Personal information
- Born: 24 May 1957 (age 68) Perth, Western Australia

Playing career^{1}
- Years: Club / Games (Goals)
- 1979–1982: Perth / 76
- 1983–1986: Swan Districts / 83
- ^{1} Playing statistics correct to the end of 1986.

Career highlights
- Premiership Player (WAFL) 1983,1984; Simpson Medal 1984;

= Barry Kimberley =

Australian rules footballer

Barry Robert Kimberley (born 24 May 1957) is a former Australian rules footballer who played in the West Australian Football League (WAFL) playing for the Swan Districts Football Club and the Perth Football Club.

Originally recruited by the Demons in 1978 Kimberley worked his way through the reserves and played his first senior game in 1979. A hard working rover, Kimberley was capable a massing possessions during a game and using the ball wisely once it was won.
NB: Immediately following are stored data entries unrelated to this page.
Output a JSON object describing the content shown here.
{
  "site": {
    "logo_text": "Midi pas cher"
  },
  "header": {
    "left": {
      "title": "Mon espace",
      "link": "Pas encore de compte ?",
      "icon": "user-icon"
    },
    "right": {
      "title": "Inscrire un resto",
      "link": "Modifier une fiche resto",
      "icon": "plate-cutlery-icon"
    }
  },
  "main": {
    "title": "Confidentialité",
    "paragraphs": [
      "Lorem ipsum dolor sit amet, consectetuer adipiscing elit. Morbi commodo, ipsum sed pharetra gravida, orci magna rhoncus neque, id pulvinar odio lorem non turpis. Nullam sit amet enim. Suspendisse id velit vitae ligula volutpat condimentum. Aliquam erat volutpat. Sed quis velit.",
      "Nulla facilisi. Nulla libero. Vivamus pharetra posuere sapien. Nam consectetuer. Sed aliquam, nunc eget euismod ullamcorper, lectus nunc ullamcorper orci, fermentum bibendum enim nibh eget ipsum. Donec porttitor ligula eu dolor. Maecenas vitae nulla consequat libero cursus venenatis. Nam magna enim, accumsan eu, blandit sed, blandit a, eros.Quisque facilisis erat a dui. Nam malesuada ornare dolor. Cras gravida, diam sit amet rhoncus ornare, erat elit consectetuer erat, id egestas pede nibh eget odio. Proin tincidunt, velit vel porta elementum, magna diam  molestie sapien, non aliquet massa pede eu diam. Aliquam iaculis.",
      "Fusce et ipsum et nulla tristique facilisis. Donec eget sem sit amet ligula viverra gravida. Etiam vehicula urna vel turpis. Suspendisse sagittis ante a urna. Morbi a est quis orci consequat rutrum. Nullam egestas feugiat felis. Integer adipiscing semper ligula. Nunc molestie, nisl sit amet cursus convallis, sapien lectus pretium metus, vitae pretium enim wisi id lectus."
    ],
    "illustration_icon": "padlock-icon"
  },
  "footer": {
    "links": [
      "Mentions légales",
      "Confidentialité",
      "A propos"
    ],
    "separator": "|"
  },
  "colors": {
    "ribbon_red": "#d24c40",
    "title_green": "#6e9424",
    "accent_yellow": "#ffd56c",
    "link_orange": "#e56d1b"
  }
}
He remained with Perth for four seasons before joining the current premiers, Swan Districts, in 1983. Kimberley soon became a vital part with the Swans and played in the 1983 Grand Final mostly in the forward pocket.

In 1984 Kimberley had a stellar season and played that year's Grand Final as a rover where he dominated and racked up a huge number of possessions. Kimberley was awarded the 1984 Simpson Medal for his efforts.

Kimberley played on until the end of the 1986 season before retiring.